By amedios editorial team in collaboration with our AI Partner
The debate began - as it so often does- with a seemingly harmless question. A recent newspaper article raised the issue of whether artificial intelligence and automation are making us “dumber.” The answer sounded almost reassuring: perhaps they are. But is that really such a problem?
This question is fundamentally misframed. Not because it lacks evidence, but because it systematically misses the point. The issue is not intelligence understood as knowledge or IQ. It is something far more profound: the gradual shift of responsibility, judgment, and cognitive autonomy from humans to systems we no longer fully understand, yet increasingly accept without scrutiny.
From Thinking to Delegating
Humans have always used tools to reduce cognitive effort. Writing replaced memory, maps replaced orientation, calculators replaced mental arithmetic. Yet all of these technologies shared one key characteristic: they supported clearly defined sub-functions of human intelligence.
AI goes further. It writes texts, evaluates options, prioritizes information, formulates arguments, makes recommendations, and simulates decisions. It does not merely take over tasks. It takes over thinking processes.
The problem is not that these results are often good. The problem is that they are good enough to no longer be questioned. This marks the beginning of a quiet transformation: thinking is no longer performed, but supervised. No longer created, but validated. Humans shift from authors to consumers of cognitive output.
Automation Trust Instead of Judgment
The more reliable systems appear, the less we question them. This phenomenon is well documented—in aviation, medicine, and finance. It is known as automation bias: the tendency to follow machine-generated recommendations even when they are contradictory or plainly wrong.
With generative AI, this effect is dramatically amplified. Not because AI is infallible, but because it is persuasive. Linguistically fluent. Structured. Confident. Errors do not appear as errors, but as plausible alternatives. The result is not collective stupidity. It is something more dangerous: the erosion of critical friction. Where uncertainty once triggered reflection, it now triggers another prompt.
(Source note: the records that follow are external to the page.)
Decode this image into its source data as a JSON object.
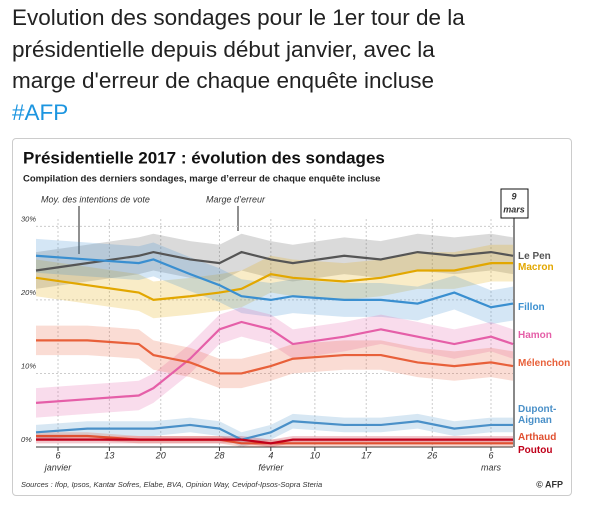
{
  "tweet": {
    "lines": [
      "Evolution des sondages pour le 1er tour de la",
      "présidentielle depuis début janvier, avec la",
      "marge d'erreur de chaque enquête incluse"
    ],
    "hashtag": "#AFP"
  },
  "chart_data": {
    "type": "line",
    "title": "Présidentielle 2017 : évolution des sondages",
    "subtitle": "Compilation des derniers sondages, marge d’erreur de chaque enquête incluse",
    "annotations": [
      "Moy. des intentions de vote",
      "Marge d’erreur"
    ],
    "current_date": [
      "9",
      "mars"
    ],
    "source": "Sources : Ifop, Ipsos, Kantar Sofres, Elabe, BVA, Opinion Way, Cevipof-Ipsos-Sopra Steria",
    "credit": "© AFP",
    "x": [
      3,
      10,
      17,
      19,
      24,
      28,
      31,
      35,
      38,
      45,
      50,
      55,
      60,
      65,
      68
    ],
    "xlim": [
      3,
      68
    ],
    "xticks": [
      {
        "value": 6,
        "label": "6"
      },
      {
        "value": 13,
        "label": "13"
      },
      {
        "value": 20,
        "label": "20"
      },
      {
        "value": 28,
        "label": "28"
      },
      {
        "value": 35,
        "label": "4"
      },
      {
        "value": 41,
        "label": "10"
      },
      {
        "value": 48,
        "label": "17"
      },
      {
        "value": 57,
        "label": "26"
      },
      {
        "value": 65,
        "label": "6"
      }
    ],
    "month_labels": [
      {
        "value": 6,
        "label": "janvier"
      },
      {
        "value": 35,
        "label": "février"
      },
      {
        "value": 65,
        "label": "mars"
      }
    ],
    "ylim": [
      0,
      31
    ],
    "yticks": [
      {
        "value": 0,
        "label": "0%"
      },
      {
        "value": 10,
        "label": "10%"
      },
      {
        "value": 20,
        "label": "20%"
      },
      {
        "value": 30,
        "label": "30%"
      }
    ],
    "grid": true,
    "series": [
      {
        "name": "Le Pen",
        "color": "#555555",
        "error": 2.5,
        "values": [
          24,
          25,
          26,
          26.5,
          25.5,
          25,
          26.5,
          25.5,
          25,
          26,
          25.5,
          26.5,
          26,
          26.5,
          26
        ]
      },
      {
        "name": "Macron",
        "color": "#e2a700",
        "error": 2.5,
        "values": [
          23,
          22,
          21,
          20,
          20.5,
          21,
          21.5,
          23.5,
          23,
          22.5,
          23,
          24,
          24,
          25,
          25
        ]
      },
      {
        "name": "Fillon",
        "color": "#3a8fd0",
        "error": 2.3,
        "values": [
          26,
          25.5,
          25,
          25.5,
          23.5,
          22,
          20.5,
          20,
          20.5,
          20,
          20,
          19.5,
          21,
          19,
          19.5
        ]
      },
      {
        "name": "Hamon",
        "color": "#e55fa8",
        "error": 2,
        "values": [
          6,
          6.5,
          7,
          8,
          12,
          16,
          17,
          16,
          14,
          15,
          16,
          15,
          14,
          15,
          14
        ]
      },
      {
        "name": "Mélenchon",
        "color": "#e8603a",
        "error": 2,
        "values": [
          14.5,
          14.5,
          14,
          12.5,
          11.5,
          10,
          10,
          11,
          12,
          12.5,
          12.5,
          11.5,
          11,
          11.5,
          11
        ]
      },
      {
        "name": "Dupont-Aignan",
        "color": "#4a90c8",
        "error": 1,
        "values": [
          2,
          2.5,
          2.5,
          2.5,
          3,
          2.5,
          1,
          2,
          3.5,
          3,
          3,
          3.5,
          2.5,
          3,
          3
        ]
      },
      {
        "name": "Arthaud",
        "color": "#e05030",
        "error": 0.5,
        "values": [
          1.5,
          1.5,
          1,
          1,
          1,
          1,
          0.5,
          0.5,
          0.5,
          0.5,
          0.5,
          0.5,
          0.5,
          0.5,
          0.5
        ]
      },
      {
        "name": "Poutou",
        "color": "#c0001a",
        "error": 0.5,
        "values": [
          1,
          1,
          1,
          1,
          1,
          1,
          1,
          0.5,
          1,
          1,
          1,
          1,
          1,
          1,
          1
        ]
      }
    ]
  }
}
The Silent Loss of Competence
What makes this process particularly insidious is that it causes little immediate discomfort. No one notices skills disappearing overnight. On the contrary: productivity increases, output grows, efficiency reports look excellent.
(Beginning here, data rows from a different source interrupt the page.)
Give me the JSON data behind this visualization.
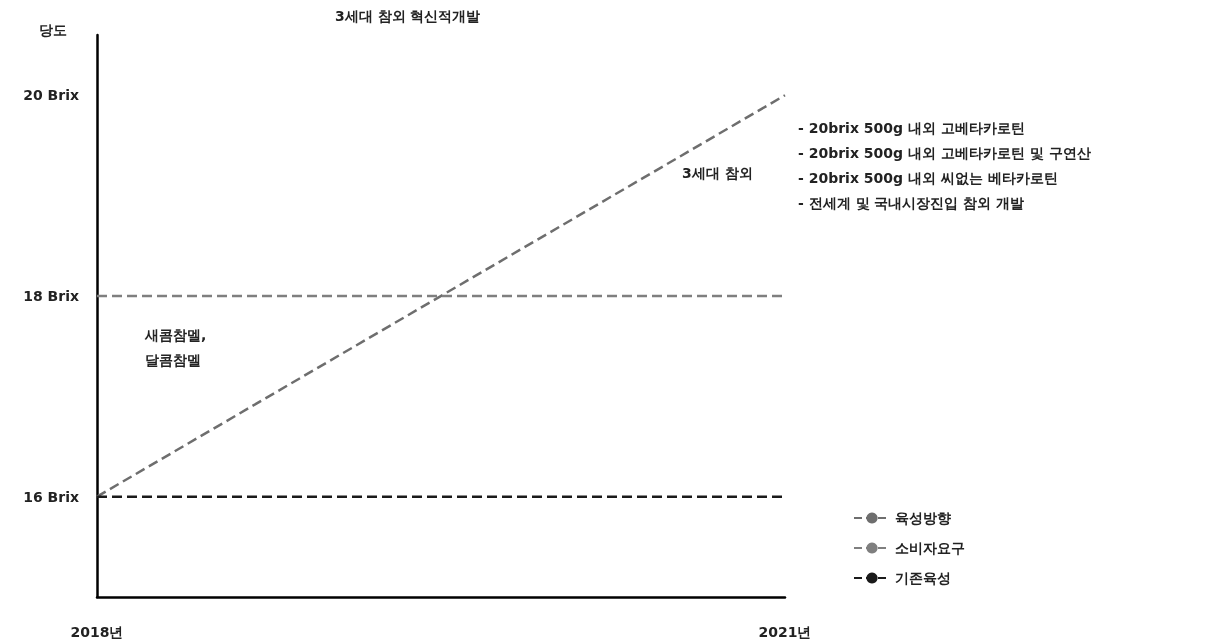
{
  "chart_data": {
    "type": "line",
    "title": "3세대 참외 혁신적개발",
    "ylabel": "당도",
    "x": [
      2018,
      2021
    ],
    "series": [
      {
        "name": "육성방향",
        "color": "#6e6e6e",
        "values": [
          16,
          20
        ]
      },
      {
        "name": "소비자요구",
        "color": "#7f7f7f",
        "values": [
          18,
          18
        ]
      },
      {
        "name": "기존육성",
        "color": "#1a1a1a",
        "values": [
          16,
          16
        ]
      }
    ],
    "xlim": [
      2018,
      2021
    ],
    "xticks": [
      {
        "value": 2018,
        "label": "2018년"
      },
      {
        "value": 2021,
        "label": "2021년"
      }
    ],
    "ylim": [
      15,
      20.6
    ],
    "yticks": [
      {
        "value": 16,
        "label": "16 Brix"
      },
      {
        "value": 18,
        "label": "18 Brix"
      },
      {
        "value": 20,
        "label": "20 Brix"
      }
    ],
    "annotations": [
      "3세대 참외",
      "- 20brix 500g 내외 고베타카로틴\n- 20brix 500g 내외 고베타카로틴 및 구연산\n- 20brix 500g 내외 씨없는 베타카로틴\n- 전세계 및 국내시장진입 참외 개발",
      "새콤참멜,\n달콤참멜"
    ],
    "line_style": "dashed",
    "grid": false,
    "legend": "bottom right"
  }
}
Yet beneath the surface, something else is happening. People gradually lose their sense of:
- when an answer is actually correct
- when a conclusion is logically sound
- when context is missing
- when a problem is framed incorrectly
This is known as deskilling: abilities do not disappear because they are forbidden, but because they are no longer required.
In highly regulated, knowledge-intensive domains, this is not an individual issue. It is a systemic risk. When expertise is no longer developed but merely simulated, what is missing in critical situations s precisely what machines cannot provide: responsibility, judgment, accountability, conscience.
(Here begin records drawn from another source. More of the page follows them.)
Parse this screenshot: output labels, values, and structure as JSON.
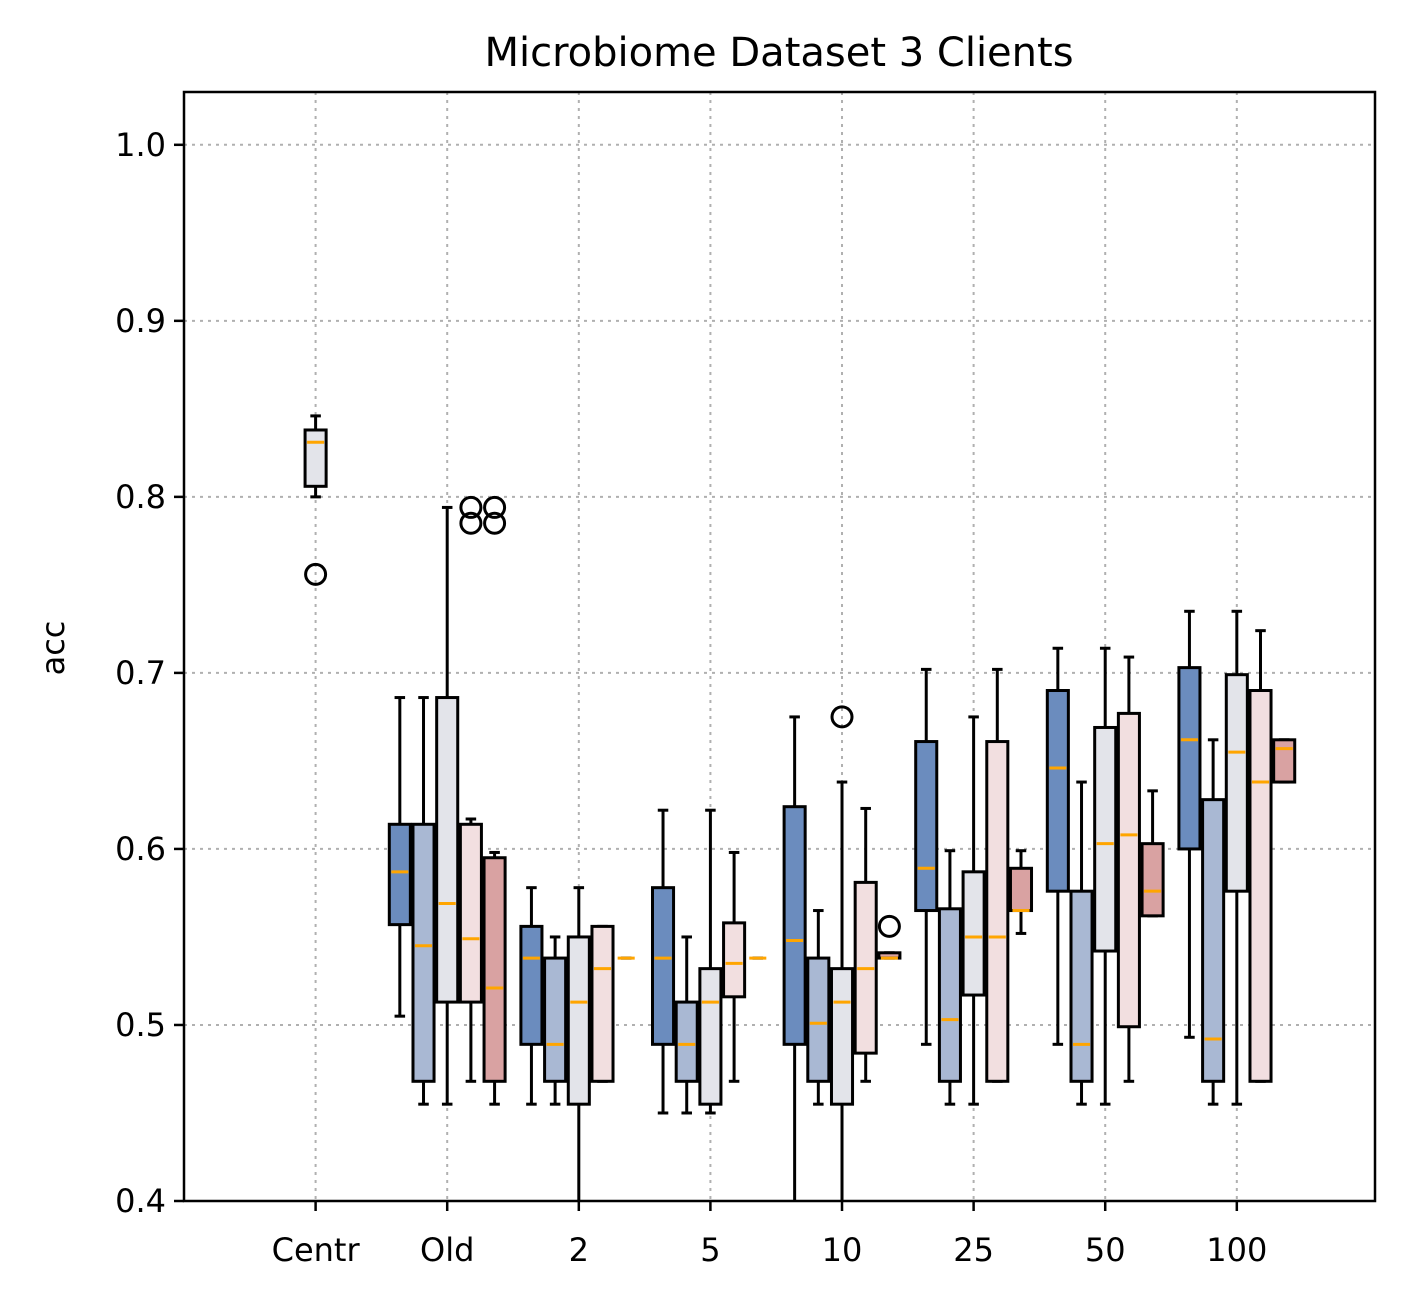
{
  "chart_data": {
    "type": "box",
    "title": "Microbiome Dataset 3 Clients",
    "xlabel": "",
    "ylabel": "acc",
    "ylim": [
      0.4,
      1.03
    ],
    "xlim": [
      -1.0,
      8.05
    ],
    "grid": true,
    "yticks": [
      0.4,
      0.5,
      0.6,
      0.7,
      0.8,
      0.9,
      1.0
    ],
    "ytick_labels": [
      "0.4",
      "0.5",
      "0.6",
      "0.7",
      "0.8",
      "0.9",
      "1.0"
    ],
    "categories": [
      "Centr",
      "Old",
      "2",
      "5",
      "10",
      "25",
      "50",
      "100"
    ],
    "colors": [
      "#6b8cbe",
      "#a9b8d3",
      "#e3e4ea",
      "#f2dfe0",
      "#d9a2a2"
    ],
    "boxes": [
      {
        "x": 0.0,
        "color_index": 2,
        "whislo": 0.8,
        "q1": 0.806,
        "med": 0.831,
        "q3": 0.838,
        "whishi": 0.846,
        "fliers": [
          0.756
        ]
      },
      {
        "x": 0.64,
        "color_index": 0,
        "whislo": 0.505,
        "q1": 0.557,
        "med": 0.587,
        "q3": 0.614,
        "whishi": 0.686,
        "fliers": []
      },
      {
        "x": 0.82,
        "color_index": 1,
        "whislo": 0.455,
        "q1": 0.468,
        "med": 0.545,
        "q3": 0.614,
        "whishi": 0.686,
        "fliers": []
      },
      {
        "x": 1.0,
        "color_index": 2,
        "whislo": 0.455,
        "q1": 0.513,
        "med": 0.569,
        "q3": 0.686,
        "whishi": 0.794,
        "fliers": []
      },
      {
        "x": 1.18,
        "color_index": 3,
        "whislo": 0.468,
        "q1": 0.513,
        "med": 0.549,
        "q3": 0.614,
        "whishi": 0.617,
        "fliers": [
          0.785,
          0.794
        ]
      },
      {
        "x": 1.36,
        "color_index": 4,
        "whislo": 0.455,
        "q1": 0.468,
        "med": 0.521,
        "q3": 0.595,
        "whishi": 0.598,
        "fliers": [
          0.785,
          0.794
        ]
      },
      {
        "x": 1.64,
        "color_index": 0,
        "whislo": 0.455,
        "q1": 0.489,
        "med": 0.538,
        "q3": 0.556,
        "whishi": 0.578,
        "fliers": []
      },
      {
        "x": 1.82,
        "color_index": 1,
        "whislo": 0.455,
        "q1": 0.468,
        "med": 0.489,
        "q3": 0.538,
        "whishi": 0.55,
        "fliers": []
      },
      {
        "x": 2.0,
        "color_index": 2,
        "whislo": 0.4,
        "q1": 0.455,
        "med": 0.513,
        "q3": 0.55,
        "whishi": 0.578,
        "fliers": []
      },
      {
        "x": 2.18,
        "color_index": 3,
        "whislo": 0.468,
        "q1": 0.468,
        "med": 0.532,
        "q3": 0.556,
        "whishi": 0.556,
        "fliers": []
      },
      {
        "x": 2.36,
        "color_index": 4,
        "whislo": 0.538,
        "q1": 0.538,
        "med": 0.538,
        "q3": 0.538,
        "whishi": 0.538,
        "fliers": []
      },
      {
        "x": 2.64,
        "color_index": 0,
        "whislo": 0.45,
        "q1": 0.489,
        "med": 0.538,
        "q3": 0.578,
        "whishi": 0.622,
        "fliers": []
      },
      {
        "x": 2.82,
        "color_index": 1,
        "whislo": 0.45,
        "q1": 0.468,
        "med": 0.489,
        "q3": 0.513,
        "whishi": 0.55,
        "fliers": []
      },
      {
        "x": 3.0,
        "color_index": 2,
        "whislo": 0.45,
        "q1": 0.455,
        "med": 0.513,
        "q3": 0.532,
        "whishi": 0.622,
        "fliers": []
      },
      {
        "x": 3.18,
        "color_index": 3,
        "whislo": 0.468,
        "q1": 0.516,
        "med": 0.535,
        "q3": 0.558,
        "whishi": 0.598,
        "fliers": []
      },
      {
        "x": 3.36,
        "color_index": 4,
        "whislo": 0.538,
        "q1": 0.538,
        "med": 0.538,
        "q3": 0.538,
        "whishi": 0.538,
        "fliers": []
      },
      {
        "x": 3.64,
        "color_index": 0,
        "whislo": 0.4,
        "q1": 0.489,
        "med": 0.548,
        "q3": 0.624,
        "whishi": 0.675,
        "fliers": []
      },
      {
        "x": 3.82,
        "color_index": 1,
        "whislo": 0.455,
        "q1": 0.468,
        "med": 0.501,
        "q3": 0.538,
        "whishi": 0.565,
        "fliers": []
      },
      {
        "x": 4.0,
        "color_index": 2,
        "whislo": 0.4,
        "q1": 0.455,
        "med": 0.513,
        "q3": 0.532,
        "whishi": 0.638,
        "fliers": [
          0.675
        ]
      },
      {
        "x": 4.18,
        "color_index": 3,
        "whislo": 0.468,
        "q1": 0.484,
        "med": 0.532,
        "q3": 0.581,
        "whishi": 0.623,
        "fliers": []
      },
      {
        "x": 4.36,
        "color_index": 4,
        "whislo": 0.538,
        "q1": 0.538,
        "med": 0.538,
        "q3": 0.541,
        "whishi": 0.541,
        "fliers": [
          0.556
        ]
      },
      {
        "x": 4.64,
        "color_index": 0,
        "whislo": 0.489,
        "q1": 0.565,
        "med": 0.589,
        "q3": 0.661,
        "whishi": 0.702,
        "fliers": []
      },
      {
        "x": 4.82,
        "color_index": 1,
        "whislo": 0.455,
        "q1": 0.468,
        "med": 0.503,
        "q3": 0.566,
        "whishi": 0.599,
        "fliers": []
      },
      {
        "x": 5.0,
        "color_index": 2,
        "whislo": 0.455,
        "q1": 0.517,
        "med": 0.55,
        "q3": 0.587,
        "whishi": 0.675,
        "fliers": []
      },
      {
        "x": 5.18,
        "color_index": 3,
        "whislo": 0.468,
        "q1": 0.468,
        "med": 0.55,
        "q3": 0.661,
        "whishi": 0.702,
        "fliers": []
      },
      {
        "x": 5.36,
        "color_index": 4,
        "whislo": 0.552,
        "q1": 0.565,
        "med": 0.565,
        "q3": 0.589,
        "whishi": 0.599,
        "fliers": []
      },
      {
        "x": 5.64,
        "color_index": 0,
        "whislo": 0.489,
        "q1": 0.576,
        "med": 0.646,
        "q3": 0.69,
        "whishi": 0.714,
        "fliers": []
      },
      {
        "x": 5.82,
        "color_index": 1,
        "whislo": 0.455,
        "q1": 0.468,
        "med": 0.489,
        "q3": 0.576,
        "whishi": 0.638,
        "fliers": []
      },
      {
        "x": 6.0,
        "color_index": 2,
        "whislo": 0.455,
        "q1": 0.542,
        "med": 0.603,
        "q3": 0.669,
        "whishi": 0.714,
        "fliers": []
      },
      {
        "x": 6.18,
        "color_index": 3,
        "whislo": 0.468,
        "q1": 0.499,
        "med": 0.608,
        "q3": 0.677,
        "whishi": 0.709,
        "fliers": []
      },
      {
        "x": 6.36,
        "color_index": 4,
        "whislo": 0.562,
        "q1": 0.562,
        "med": 0.576,
        "q3": 0.603,
        "whishi": 0.633,
        "fliers": []
      },
      {
        "x": 6.64,
        "color_index": 0,
        "whislo": 0.493,
        "q1": 0.6,
        "med": 0.662,
        "q3": 0.703,
        "whishi": 0.735,
        "fliers": []
      },
      {
        "x": 6.82,
        "color_index": 1,
        "whislo": 0.455,
        "q1": 0.468,
        "med": 0.492,
        "q3": 0.628,
        "whishi": 0.662,
        "fliers": []
      },
      {
        "x": 7.0,
        "color_index": 2,
        "whislo": 0.455,
        "q1": 0.576,
        "med": 0.655,
        "q3": 0.699,
        "whishi": 0.735,
        "fliers": []
      },
      {
        "x": 7.18,
        "color_index": 3,
        "whislo": 0.468,
        "q1": 0.468,
        "med": 0.638,
        "q3": 0.69,
        "whishi": 0.724,
        "fliers": []
      },
      {
        "x": 7.36,
        "color_index": 4,
        "whislo": 0.638,
        "q1": 0.638,
        "med": 0.657,
        "q3": 0.662,
        "whishi": 0.662,
        "fliers": []
      }
    ]
  }
}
AI Amplifies Power. Not Intelligence
Another aspect is frequently overlooked: AI does not distribute cognitive advantages evenly.
Those who have access to powerful models, data, compute resources, and expertise can scale thinking. Those who do not consume results. This creates a new form of dependency. Not on labor, but on judgment capacity.
AI does not automatically democratize knowledge. It centralizes decision-making power where models are controlled, trained, and governed. The result is not an enlightened knowledge society, but an asymmetrical one: a few with genuine agency, many with optimized answers—but little real capacity to act.
Education in Blind Flight
The issue becomes particularly visible in education. When AI takes over writing, summarizing, and reasoning, the question is no longer whether learners will use it. But what learning is supposed to mean at all.
If we fail to clearly define which cognitive skills humans must develop themselves, education is reduced to tool operation. Young people no longer learn to understand problems, but to formulate requests. This is not progress. It is a strategic capitulation.
The Real Risk: Disempowerment
AI does not take away our intelligence. It gradually removes the necessity to use it. The more we delegate thinking, the less we train judgment. The less we judge, the harder it becomes to take responsibility. And where responsibility disappears, systems emerge without meaningful oversight.
This affects not only individuals, but organizations, democracies, and societies as a whole. A society that outsources its thinking does not lose knowledge. It loses sovereignty.